IP boundaries

IP boundaries limit select DNS responses to clients within certain IP blocks. Clients outside those boundaries may be given a fallback response or no response at all.

IP boundary determinations should be considered imprecise as they’re sometimes missing and an interim resolver’s IP is substituted. As such, they are always best effort. Nonetheless, boundaries can be quite useful for guiding a majority of users to the preferred destination.

Start by configuring one or more boundary routing definitions at Routing -> Boundaries -> Add IP Addresses.

Name: a name for this boundary
IPs: one or more IP addresses or CIDR blocks (space separated)

; Configured boundary:
Name: AWS us-west
IPs : 198.51.100.0/24 2001:db8:0:f::/64

Next, assign your boundaries to host records.

; Configured host:
www.your-domain.com  A  192.0.2.1     Boundary=AWS us-west
www.your-domain.com  A  198.51.100.1  Boundary=(not set)

With the above configuration, clients in AWS us-west will be routed to 192.0.2.1. Everyone else will be routed to 198.51.100.1, which is the fallback record.

When a fallback isn’t needed

Under most circumstances, a fallback record is required. If your configuration doesn’t benefit from a fallback record, you can use a dummy record of 0.0.0.0 (A) or ::0 (AAAA).

www.your-domain.com  A  192.0.2.1  Boundary=AWS us-west
www.your-domain.com  A  0.0.0.0    Boundary=(not set)

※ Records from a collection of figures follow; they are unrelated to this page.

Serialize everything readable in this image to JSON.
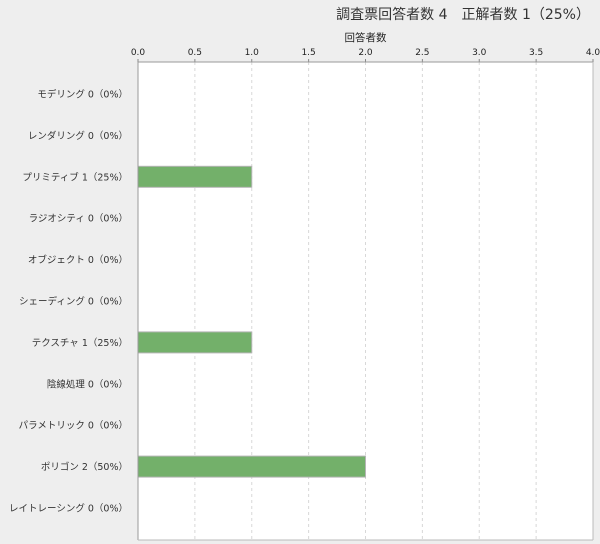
{
  "chart_data": {
    "type": "bar",
    "orientation": "horizontal",
    "title": "調査票回答者数 4　正解者数 1（25%）",
    "xlabel": "回答者数",
    "xlim": [
      0,
      4
    ],
    "ticks": [
      "0.0",
      "0.5",
      "1.0",
      "1.5",
      "2.0",
      "2.5",
      "3.0",
      "3.5",
      "4.0"
    ],
    "tick_values": [
      0,
      0.5,
      1,
      1.5,
      2,
      2.5,
      3,
      3.5,
      4
    ],
    "grid": true,
    "x_axis_position": "top",
    "categories": [
      "モデリング 0（0%）",
      "レンダリング 0（0%）",
      "プリミティブ 1（25%）",
      "ラジオシティ 0（0%）",
      "オブジェクト 0（0%）",
      "シェーディング 0（0%）",
      "テクスチャ 1（25%）",
      "陰線処理 0（0%）",
      "パラメトリック 0（0%）",
      "ポリゴン 2（50%）",
      "レイトレーシング 0（0%）"
    ],
    "values": [
      0,
      0,
      1,
      0,
      0,
      0,
      1,
      0,
      0,
      2,
      0
    ],
    "bar_color": "#73b06a"
  }
}
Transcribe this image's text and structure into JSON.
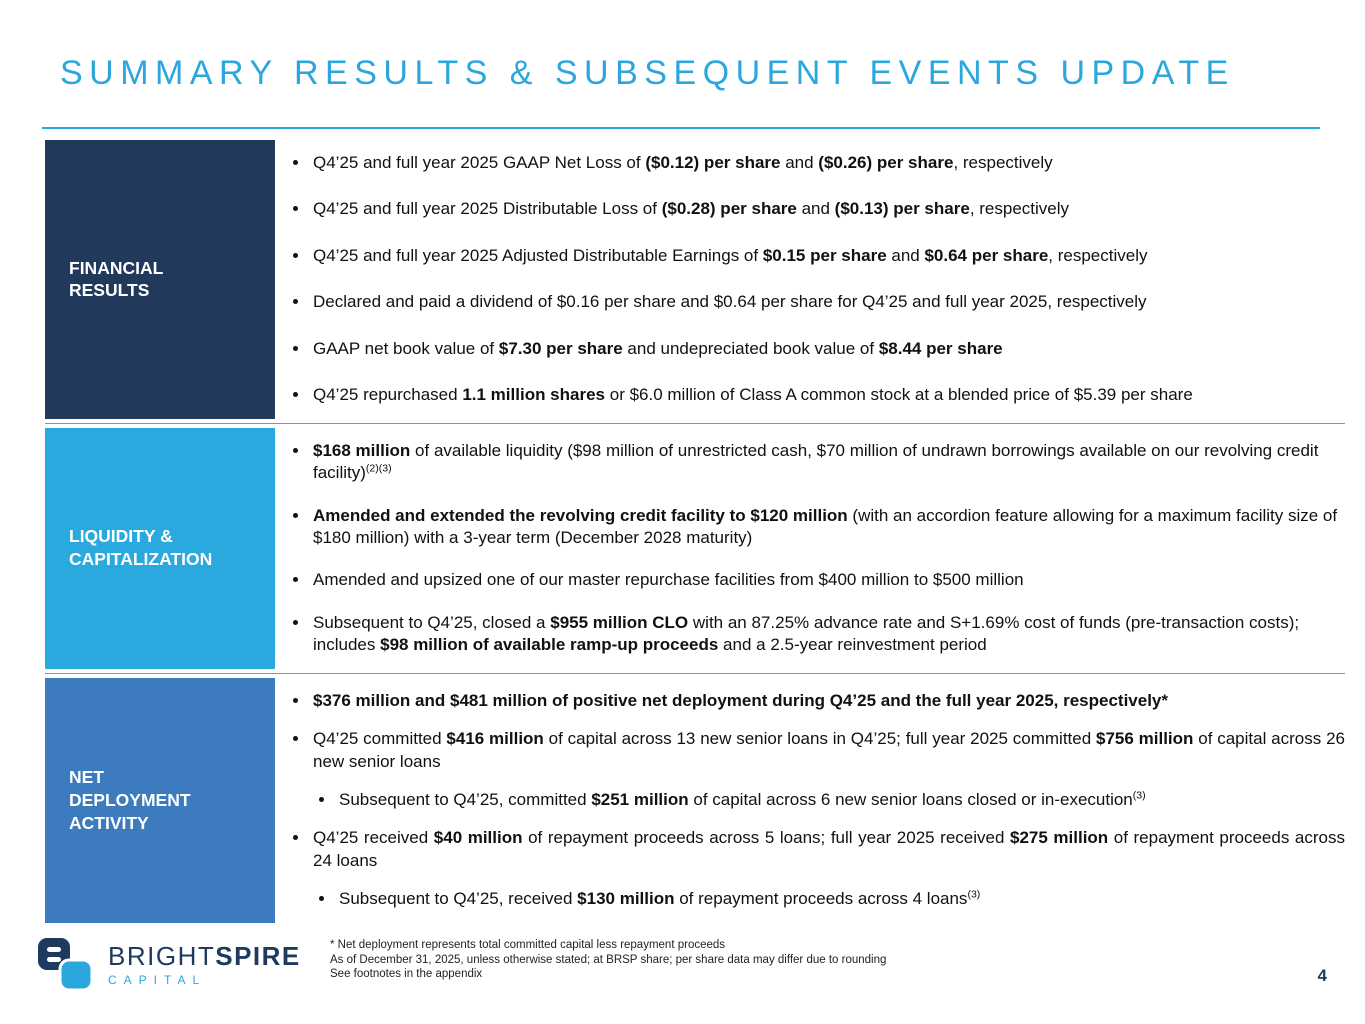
{
  "page": {
    "title": "SUMMARY RESULTS & SUBSEQUENT EVENTS UPDATE",
    "page_number": "4"
  },
  "colors": {
    "accent": "#2BA7DE",
    "navy": "#1E3A5F",
    "separator": "#8794A6"
  },
  "sections": [
    {
      "label_lines": [
        "FINANCIAL",
        "RESULTS"
      ],
      "color": "#21395B",
      "bullets": [
        {
          "level": 1,
          "segments": [
            {
              "t": "Q4’25 and full year 2025 GAAP Net Loss of "
            },
            {
              "t": "($0.12) per share",
              "b": true
            },
            {
              "t": " and "
            },
            {
              "t": "($0.26) per share",
              "b": true
            },
            {
              "t": ", respectively"
            }
          ]
        },
        {
          "level": 1,
          "segments": [
            {
              "t": "Q4’25 and full year 2025 Distributable Loss of "
            },
            {
              "t": "($0.28) per share",
              "b": true
            },
            {
              "t": " and "
            },
            {
              "t": "($0.13) per share",
              "b": true
            },
            {
              "t": ", respectively"
            }
          ]
        },
        {
          "level": 1,
          "segments": [
            {
              "t": "Q4’25 and full year 2025 Adjusted Distributable Earnings of "
            },
            {
              "t": "$0.15 per share",
              "b": true
            },
            {
              "t": " and "
            },
            {
              "t": "$0.64 per share",
              "b": true
            },
            {
              "t": ", respectively"
            }
          ]
        },
        {
          "level": 1,
          "segments": [
            {
              "t": "Declared and paid a dividend of $0.16 per share and $0.64 per share for Q4’25 and full year 2025, respectively"
            }
          ]
        },
        {
          "level": 1,
          "segments": [
            {
              "t": "GAAP net book value of "
            },
            {
              "t": "$7.30 per share",
              "b": true
            },
            {
              "t": " and undepreciated book value of "
            },
            {
              "t": "$8.44 per share",
              "b": true
            }
          ]
        },
        {
          "level": 1,
          "segments": [
            {
              "t": "Q4’25 repurchased "
            },
            {
              "t": "1.1 million shares",
              "b": true
            },
            {
              "t": " or $6.0 million of Class A common stock at a blended price of $5.39 per share"
            }
          ]
        }
      ]
    },
    {
      "label_lines": [
        "LIQUIDITY &",
        "CAPITALIZATION"
      ],
      "color": "#2AA9DF",
      "bullets": [
        {
          "level": 1,
          "segments": [
            {
              "t": "$168 million",
              "b": true
            },
            {
              "t": " of available liquidity ($98 million of unrestricted cash, $70 million of undrawn borrowings available on our revolving credit facility)"
            },
            {
              "t": "(2)(3)",
              "sup": true
            }
          ]
        },
        {
          "level": 1,
          "segments": [
            {
              "t": "Amended and extended the revolving credit facility to $120 million",
              "b": true
            },
            {
              "t": " (with an accordion feature allowing for a maximum facility size of $180 million) with a 3-year term (December 2028 maturity)"
            }
          ]
        },
        {
          "level": 1,
          "segments": [
            {
              "t": "Amended and upsized one of our master repurchase facilities from $400 million to $500 million"
            }
          ]
        },
        {
          "level": 1,
          "segments": [
            {
              "t": "Subsequent to Q4’25, closed a "
            },
            {
              "t": "$955 million CLO",
              "b": true
            },
            {
              "t": " with an 87.25% advance rate and S+1.69% cost of funds (pre-transaction costs); includes "
            },
            {
              "t": "$98 million of available ramp-up proceeds",
              "b": true
            },
            {
              "t": " and a 2.5-year reinvestment period"
            }
          ]
        }
      ]
    },
    {
      "label_lines": [
        "NET",
        "DEPLOYMENT",
        "ACTIVITY"
      ],
      "color": "#3C7CBE",
      "bullets": [
        {
          "level": 1,
          "segments": [
            {
              "t": "$376 million and $481 million of positive net deployment during Q4’25 and the full year 2025, respectively*",
              "b": true
            }
          ]
        },
        {
          "level": 1,
          "justify": true,
          "segments": [
            {
              "t": "Q4’25 committed "
            },
            {
              "t": "$416 million",
              "b": true
            },
            {
              "t": " of capital across 13 new senior loans in Q4’25; full year 2025 committed "
            },
            {
              "t": "$756 million",
              "b": true
            },
            {
              "t": " of capital across 26 new senior loans"
            }
          ]
        },
        {
          "level": 2,
          "segments": [
            {
              "t": "Subsequent to Q4’25, committed "
            },
            {
              "t": "$251 million",
              "b": true
            },
            {
              "t": " of capital across 6 new senior loans closed or in-execution"
            },
            {
              "t": "(3)",
              "sup": true
            }
          ]
        },
        {
          "level": 1,
          "justify": true,
          "segments": [
            {
              "t": "Q4’25 received "
            },
            {
              "t": "$40 million",
              "b": true
            },
            {
              "t": " of repayment proceeds across 5 loans; full year 2025 received "
            },
            {
              "t": "$275 million",
              "b": true
            },
            {
              "t": " of repayment proceeds across 24 loans"
            }
          ]
        },
        {
          "level": 2,
          "segments": [
            {
              "t": "Subsequent to Q4’25, received "
            },
            {
              "t": "$130 million",
              "b": true
            },
            {
              "t": " of repayment proceeds across 4 loans"
            },
            {
              "t": "(3)",
              "sup": true
            }
          ]
        }
      ]
    }
  ],
  "footer": {
    "logo": {
      "name_light": "BRIGHT",
      "name_bold": "SPIRE",
      "subtitle": "CAPITAL"
    },
    "footnotes": [
      "* Net deployment represents total committed capital less repayment proceeds",
      "As of December 31, 2025, unless otherwise stated; at BRSP share; per share data may differ due to rounding",
      "See footnotes in the appendix"
    ]
  }
}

Only rarely can fallback records be skipped without negative consequences. Usually both the IP boundary IPs /and/ the A or AAAA records will be non-routable or private IPs (eg: 10.x.y.z). See notes at the bottom and reach out to us with questions or to double-check your situation.


Overlapping IPs

Overlapping IP blocks within a single IP boundary will be merged. For example, 192.0.2.0/24 and 192.0.2.0/25 will be treated as just 192.0.2.0/24.

Overlapping IP blocks on separate IP boundaries must not be assigned to the same hostname. Doing so may result in inconsistent results due to how DNS caches queries.

DNS caching without a fallback

Some DNS resolvers do not scope their cache for “no response” answers. Using boundaries without a fallback deliberately returns “no response”, which can then trigger odd results. If the host records are intended to be queried using broadly available DNS resolvers, it is strongly recommended to add a dummy fallback record (eg: www.your-domain.com A 0.0.0.0 Boundary=(not set)). On the other hand, if the boundary is used to constrain access to a known and limited set of resolvers (eg: a corporate office), then no dummy fallback record is required.

Technical details and Combinations

Boundaries may be assigned to A, AAAA, and ALIAS host record types.

IP and Geo boundary routing are processed together. A client that matches both an IP boundary and a Geo boundary will see both records. A fallback record is only used if neither an IP boundary nor a Geo boundary match.

IP and Geo boundaries are processed before Geo-closest.